Goldman’s housing forecast hides 94 cities bleeding under the 5% threshold while spotlighting a sanitized 15%, the real damage is buried in the model

Goldman Sachs says 55 cities will see home prices fall. That’s 15% of the 381 metros they track. But they also say 39% will decline. So why spotlight the softest wound?

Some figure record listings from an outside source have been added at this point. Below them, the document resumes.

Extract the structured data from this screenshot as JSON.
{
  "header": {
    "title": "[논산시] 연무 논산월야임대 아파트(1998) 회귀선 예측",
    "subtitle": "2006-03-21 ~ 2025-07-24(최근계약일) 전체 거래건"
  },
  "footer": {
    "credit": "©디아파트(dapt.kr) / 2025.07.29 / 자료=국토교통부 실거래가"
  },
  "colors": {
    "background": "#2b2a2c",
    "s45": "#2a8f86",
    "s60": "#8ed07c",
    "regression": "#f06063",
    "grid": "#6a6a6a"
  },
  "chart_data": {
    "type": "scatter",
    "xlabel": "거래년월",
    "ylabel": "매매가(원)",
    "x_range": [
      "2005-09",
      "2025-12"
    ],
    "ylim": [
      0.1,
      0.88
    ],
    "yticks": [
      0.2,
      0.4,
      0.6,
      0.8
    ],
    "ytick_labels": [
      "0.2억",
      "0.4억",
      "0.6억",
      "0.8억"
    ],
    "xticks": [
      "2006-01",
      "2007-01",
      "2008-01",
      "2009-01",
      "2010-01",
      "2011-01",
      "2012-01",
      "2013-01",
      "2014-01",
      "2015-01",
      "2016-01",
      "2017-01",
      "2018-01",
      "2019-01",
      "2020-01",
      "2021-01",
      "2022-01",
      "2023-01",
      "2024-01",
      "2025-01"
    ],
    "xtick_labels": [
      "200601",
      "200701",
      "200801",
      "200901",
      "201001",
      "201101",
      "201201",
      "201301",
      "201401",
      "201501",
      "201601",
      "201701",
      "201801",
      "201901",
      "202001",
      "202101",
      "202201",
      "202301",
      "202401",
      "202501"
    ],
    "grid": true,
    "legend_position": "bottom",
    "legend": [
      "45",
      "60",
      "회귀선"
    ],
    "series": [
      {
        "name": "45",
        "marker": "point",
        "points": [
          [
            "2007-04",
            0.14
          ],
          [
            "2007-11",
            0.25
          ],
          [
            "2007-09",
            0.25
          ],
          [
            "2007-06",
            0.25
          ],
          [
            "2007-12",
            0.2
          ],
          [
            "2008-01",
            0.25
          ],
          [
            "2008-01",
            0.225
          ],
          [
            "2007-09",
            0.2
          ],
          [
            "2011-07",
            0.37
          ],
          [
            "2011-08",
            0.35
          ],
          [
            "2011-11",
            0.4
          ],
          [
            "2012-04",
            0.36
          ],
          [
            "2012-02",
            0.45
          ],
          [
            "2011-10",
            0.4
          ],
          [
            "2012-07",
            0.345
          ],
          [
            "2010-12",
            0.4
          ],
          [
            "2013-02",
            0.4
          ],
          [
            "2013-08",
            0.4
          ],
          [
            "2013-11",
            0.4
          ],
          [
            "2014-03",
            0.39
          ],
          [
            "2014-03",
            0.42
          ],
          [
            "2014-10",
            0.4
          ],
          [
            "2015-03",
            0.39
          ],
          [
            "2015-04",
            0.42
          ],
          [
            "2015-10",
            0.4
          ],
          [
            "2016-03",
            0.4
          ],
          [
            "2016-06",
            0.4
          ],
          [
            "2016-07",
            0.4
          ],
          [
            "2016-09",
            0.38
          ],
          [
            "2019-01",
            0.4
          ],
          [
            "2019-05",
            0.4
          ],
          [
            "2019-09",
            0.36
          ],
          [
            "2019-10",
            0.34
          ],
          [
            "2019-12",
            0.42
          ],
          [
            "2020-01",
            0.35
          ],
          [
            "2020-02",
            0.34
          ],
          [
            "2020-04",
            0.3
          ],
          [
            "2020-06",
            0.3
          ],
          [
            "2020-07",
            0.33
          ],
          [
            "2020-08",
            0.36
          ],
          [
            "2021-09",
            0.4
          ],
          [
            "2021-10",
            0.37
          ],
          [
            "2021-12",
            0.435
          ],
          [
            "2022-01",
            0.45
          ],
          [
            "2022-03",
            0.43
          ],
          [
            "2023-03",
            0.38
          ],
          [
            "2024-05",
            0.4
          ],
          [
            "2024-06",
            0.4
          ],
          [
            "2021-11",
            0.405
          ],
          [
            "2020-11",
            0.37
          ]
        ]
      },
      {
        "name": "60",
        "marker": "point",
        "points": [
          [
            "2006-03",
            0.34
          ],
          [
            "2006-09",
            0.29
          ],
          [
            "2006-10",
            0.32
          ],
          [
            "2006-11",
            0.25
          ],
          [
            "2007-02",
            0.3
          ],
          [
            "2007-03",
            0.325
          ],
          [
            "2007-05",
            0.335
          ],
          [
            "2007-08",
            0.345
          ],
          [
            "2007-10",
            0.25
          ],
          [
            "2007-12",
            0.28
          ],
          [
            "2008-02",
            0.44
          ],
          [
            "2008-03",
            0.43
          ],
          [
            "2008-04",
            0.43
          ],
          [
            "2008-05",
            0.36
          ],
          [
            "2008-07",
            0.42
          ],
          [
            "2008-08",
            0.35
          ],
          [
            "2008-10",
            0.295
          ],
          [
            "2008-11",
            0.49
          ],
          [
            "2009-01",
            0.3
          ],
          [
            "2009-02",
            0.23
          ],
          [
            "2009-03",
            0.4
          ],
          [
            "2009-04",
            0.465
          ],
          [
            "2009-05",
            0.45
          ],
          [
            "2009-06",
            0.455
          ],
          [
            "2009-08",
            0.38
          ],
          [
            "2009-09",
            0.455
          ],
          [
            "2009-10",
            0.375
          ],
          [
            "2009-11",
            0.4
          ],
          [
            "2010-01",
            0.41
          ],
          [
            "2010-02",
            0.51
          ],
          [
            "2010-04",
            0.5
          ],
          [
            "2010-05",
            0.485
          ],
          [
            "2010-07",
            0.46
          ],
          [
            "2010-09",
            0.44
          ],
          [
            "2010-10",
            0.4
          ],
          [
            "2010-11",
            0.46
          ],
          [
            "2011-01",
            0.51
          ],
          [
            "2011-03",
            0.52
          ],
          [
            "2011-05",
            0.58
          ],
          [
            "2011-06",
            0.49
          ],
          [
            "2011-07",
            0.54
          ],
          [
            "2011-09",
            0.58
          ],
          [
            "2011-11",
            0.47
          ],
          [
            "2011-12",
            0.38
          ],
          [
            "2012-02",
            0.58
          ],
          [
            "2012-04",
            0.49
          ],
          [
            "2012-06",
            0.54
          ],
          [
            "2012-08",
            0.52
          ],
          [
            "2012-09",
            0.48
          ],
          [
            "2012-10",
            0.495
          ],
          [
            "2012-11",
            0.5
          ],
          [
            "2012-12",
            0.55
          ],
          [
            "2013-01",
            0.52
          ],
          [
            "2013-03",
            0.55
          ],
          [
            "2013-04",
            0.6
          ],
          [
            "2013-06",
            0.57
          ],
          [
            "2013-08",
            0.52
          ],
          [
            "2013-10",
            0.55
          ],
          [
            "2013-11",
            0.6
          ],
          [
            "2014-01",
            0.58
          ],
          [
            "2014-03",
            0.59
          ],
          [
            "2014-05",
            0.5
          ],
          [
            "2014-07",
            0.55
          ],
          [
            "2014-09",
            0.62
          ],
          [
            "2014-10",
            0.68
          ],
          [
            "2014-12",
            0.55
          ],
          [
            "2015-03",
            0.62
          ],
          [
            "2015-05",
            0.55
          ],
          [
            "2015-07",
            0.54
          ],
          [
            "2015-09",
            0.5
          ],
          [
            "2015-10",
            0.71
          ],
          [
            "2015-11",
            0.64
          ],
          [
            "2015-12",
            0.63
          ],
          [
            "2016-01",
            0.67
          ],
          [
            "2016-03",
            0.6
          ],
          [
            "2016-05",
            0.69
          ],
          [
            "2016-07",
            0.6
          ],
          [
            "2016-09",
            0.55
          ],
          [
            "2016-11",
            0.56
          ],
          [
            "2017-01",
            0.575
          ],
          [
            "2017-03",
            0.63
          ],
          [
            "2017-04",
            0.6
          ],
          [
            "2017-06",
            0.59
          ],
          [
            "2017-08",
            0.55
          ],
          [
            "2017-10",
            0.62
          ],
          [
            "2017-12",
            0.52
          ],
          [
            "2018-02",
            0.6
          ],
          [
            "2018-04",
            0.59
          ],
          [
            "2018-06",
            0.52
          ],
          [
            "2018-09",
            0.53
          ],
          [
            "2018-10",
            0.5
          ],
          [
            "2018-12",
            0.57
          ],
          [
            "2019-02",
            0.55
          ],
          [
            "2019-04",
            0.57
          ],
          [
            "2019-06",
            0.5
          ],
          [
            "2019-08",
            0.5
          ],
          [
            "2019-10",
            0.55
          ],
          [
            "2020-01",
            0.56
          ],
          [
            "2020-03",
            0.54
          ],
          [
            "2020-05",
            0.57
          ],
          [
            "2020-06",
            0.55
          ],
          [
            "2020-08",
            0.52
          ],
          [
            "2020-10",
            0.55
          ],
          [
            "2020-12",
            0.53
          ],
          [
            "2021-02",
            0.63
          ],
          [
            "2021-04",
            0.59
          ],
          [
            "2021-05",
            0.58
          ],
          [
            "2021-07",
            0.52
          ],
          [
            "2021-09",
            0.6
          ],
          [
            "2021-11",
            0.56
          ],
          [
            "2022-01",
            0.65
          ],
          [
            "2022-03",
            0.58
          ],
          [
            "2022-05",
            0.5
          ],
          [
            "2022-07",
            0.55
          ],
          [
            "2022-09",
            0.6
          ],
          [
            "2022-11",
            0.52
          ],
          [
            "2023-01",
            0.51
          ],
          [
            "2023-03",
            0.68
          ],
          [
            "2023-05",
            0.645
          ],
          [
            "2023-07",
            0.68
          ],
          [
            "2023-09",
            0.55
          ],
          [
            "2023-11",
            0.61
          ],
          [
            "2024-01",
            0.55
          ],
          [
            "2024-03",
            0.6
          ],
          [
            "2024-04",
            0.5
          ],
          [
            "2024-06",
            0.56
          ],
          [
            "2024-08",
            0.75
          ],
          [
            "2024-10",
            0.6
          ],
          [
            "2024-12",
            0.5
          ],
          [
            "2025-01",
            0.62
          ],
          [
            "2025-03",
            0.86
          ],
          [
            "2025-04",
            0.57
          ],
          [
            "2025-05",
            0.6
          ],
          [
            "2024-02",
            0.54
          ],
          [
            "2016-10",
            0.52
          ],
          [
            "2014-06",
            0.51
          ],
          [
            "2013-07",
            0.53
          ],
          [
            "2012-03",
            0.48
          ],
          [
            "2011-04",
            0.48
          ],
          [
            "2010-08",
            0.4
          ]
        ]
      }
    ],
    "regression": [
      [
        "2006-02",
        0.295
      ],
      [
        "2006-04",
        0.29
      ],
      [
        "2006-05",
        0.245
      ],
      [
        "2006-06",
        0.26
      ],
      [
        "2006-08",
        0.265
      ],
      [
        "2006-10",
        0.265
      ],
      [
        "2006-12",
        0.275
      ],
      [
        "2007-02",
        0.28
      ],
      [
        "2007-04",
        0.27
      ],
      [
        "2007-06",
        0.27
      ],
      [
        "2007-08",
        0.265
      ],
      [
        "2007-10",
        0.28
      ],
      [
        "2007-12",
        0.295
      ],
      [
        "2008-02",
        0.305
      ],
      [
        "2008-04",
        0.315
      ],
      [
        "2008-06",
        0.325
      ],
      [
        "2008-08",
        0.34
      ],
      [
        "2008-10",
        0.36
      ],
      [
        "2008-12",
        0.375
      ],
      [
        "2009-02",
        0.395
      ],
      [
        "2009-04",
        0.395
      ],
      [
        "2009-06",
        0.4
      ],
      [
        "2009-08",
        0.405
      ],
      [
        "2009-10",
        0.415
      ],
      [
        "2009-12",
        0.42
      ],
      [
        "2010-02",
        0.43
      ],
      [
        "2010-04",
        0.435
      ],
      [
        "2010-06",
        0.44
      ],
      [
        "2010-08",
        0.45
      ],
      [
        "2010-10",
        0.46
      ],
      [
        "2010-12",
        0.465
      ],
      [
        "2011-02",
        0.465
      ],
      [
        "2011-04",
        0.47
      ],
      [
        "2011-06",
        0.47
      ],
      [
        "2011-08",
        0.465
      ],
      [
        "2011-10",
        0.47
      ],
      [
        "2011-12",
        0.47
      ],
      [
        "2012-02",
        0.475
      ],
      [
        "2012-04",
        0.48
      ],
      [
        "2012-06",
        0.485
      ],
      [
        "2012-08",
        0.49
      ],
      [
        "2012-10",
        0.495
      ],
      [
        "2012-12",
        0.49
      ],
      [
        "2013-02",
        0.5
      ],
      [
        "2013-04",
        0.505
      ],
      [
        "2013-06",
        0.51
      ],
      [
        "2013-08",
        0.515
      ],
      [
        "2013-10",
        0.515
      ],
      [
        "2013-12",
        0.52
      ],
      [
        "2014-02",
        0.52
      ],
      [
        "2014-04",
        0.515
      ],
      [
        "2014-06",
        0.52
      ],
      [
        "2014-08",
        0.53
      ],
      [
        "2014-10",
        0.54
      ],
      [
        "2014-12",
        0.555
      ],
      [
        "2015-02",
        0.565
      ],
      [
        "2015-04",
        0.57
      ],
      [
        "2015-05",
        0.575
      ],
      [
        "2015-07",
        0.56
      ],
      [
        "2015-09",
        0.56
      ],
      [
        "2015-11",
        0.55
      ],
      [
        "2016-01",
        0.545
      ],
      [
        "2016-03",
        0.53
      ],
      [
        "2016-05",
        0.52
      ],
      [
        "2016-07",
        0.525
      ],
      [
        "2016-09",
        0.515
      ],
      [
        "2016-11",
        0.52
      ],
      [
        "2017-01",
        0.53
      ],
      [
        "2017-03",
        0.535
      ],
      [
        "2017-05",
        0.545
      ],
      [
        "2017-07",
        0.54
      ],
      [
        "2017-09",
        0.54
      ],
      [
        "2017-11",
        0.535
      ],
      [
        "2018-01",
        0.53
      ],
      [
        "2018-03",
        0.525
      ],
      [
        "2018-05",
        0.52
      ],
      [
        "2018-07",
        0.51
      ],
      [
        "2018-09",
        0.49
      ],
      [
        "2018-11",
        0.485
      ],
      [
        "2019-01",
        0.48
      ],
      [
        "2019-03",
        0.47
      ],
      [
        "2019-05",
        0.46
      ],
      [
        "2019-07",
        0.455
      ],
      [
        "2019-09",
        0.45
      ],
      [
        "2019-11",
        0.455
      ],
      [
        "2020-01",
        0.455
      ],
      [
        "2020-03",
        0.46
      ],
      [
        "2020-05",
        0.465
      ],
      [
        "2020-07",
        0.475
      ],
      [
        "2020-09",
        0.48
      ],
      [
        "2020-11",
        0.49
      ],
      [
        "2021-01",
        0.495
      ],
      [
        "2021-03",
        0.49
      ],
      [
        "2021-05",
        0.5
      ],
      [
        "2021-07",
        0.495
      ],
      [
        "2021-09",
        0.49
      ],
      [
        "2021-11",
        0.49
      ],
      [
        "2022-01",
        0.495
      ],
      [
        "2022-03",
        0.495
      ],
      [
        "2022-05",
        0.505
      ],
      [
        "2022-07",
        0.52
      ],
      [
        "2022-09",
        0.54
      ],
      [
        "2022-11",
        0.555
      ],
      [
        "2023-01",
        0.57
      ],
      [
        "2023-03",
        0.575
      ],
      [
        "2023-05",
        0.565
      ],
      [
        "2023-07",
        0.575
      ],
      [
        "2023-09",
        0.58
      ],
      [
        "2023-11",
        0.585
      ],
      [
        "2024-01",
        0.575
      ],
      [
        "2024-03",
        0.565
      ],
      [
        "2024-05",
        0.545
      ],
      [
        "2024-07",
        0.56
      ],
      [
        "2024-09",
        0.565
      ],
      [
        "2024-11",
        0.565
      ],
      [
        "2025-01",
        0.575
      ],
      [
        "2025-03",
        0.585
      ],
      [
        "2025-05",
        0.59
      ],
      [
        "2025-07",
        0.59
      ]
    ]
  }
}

“Goldman Sachs expects home prices to fall in 55 of the 381 metropolitan statistical areas it tracks, or about 15%.” https://www.cbsnews.com/news/home-prices-forecast-goldman-sachs-housing-market/

“While we think national home prices will likely avoid a correction in 2023, we expect 39% of metropolitan areas to experience price declines.” https://finance.yahoo.com/news/home-prices-fall-goldman-sachs-expects-104729829.html

“Goldman Sachs has identified the San Jose, Austin, Phoenix, and San Diego markets as particularly ‘overheated’. These markets are predicted to experience ‘peak-to-trough declines’ of more than 25%.” https://www.housingwire.com/articles/home-prices-will-drop-to-2008-levels-in-these-four-cities-goldman-sachs/

“Residential investment should fall 8% in the back-half of the year… multifamily homebuilding will remain depressed… single-family starts will contract.” https://www.cnbc.com/2025/08/04/housing-to-remain-weakest-part-of-economy-in-the-2nd-half-goldman-says.html

They say 55 cities will drop. That’s the public stat. But they model 149 metros for decline. That’s the internal sheet. The 55 are breach cases, 5%+ drops. The other 94 are sub-5% bleeds. Quiet. Undetectable. They spotlight the softest damage. They bury the rest under rebound projections. San Jose, Austin, Phoenix, San Diego flagged for 25%+ collapse. But they call it “overheated.” No stress curve. No timeline. No velocity. East Coast labeled “resilient.” But no modeling of rate stickiness or inventory distortion. They publish optimism. They model erosion. The 15% stat is real but it’s a decoy. The 39% model is buried. The omission is engineered.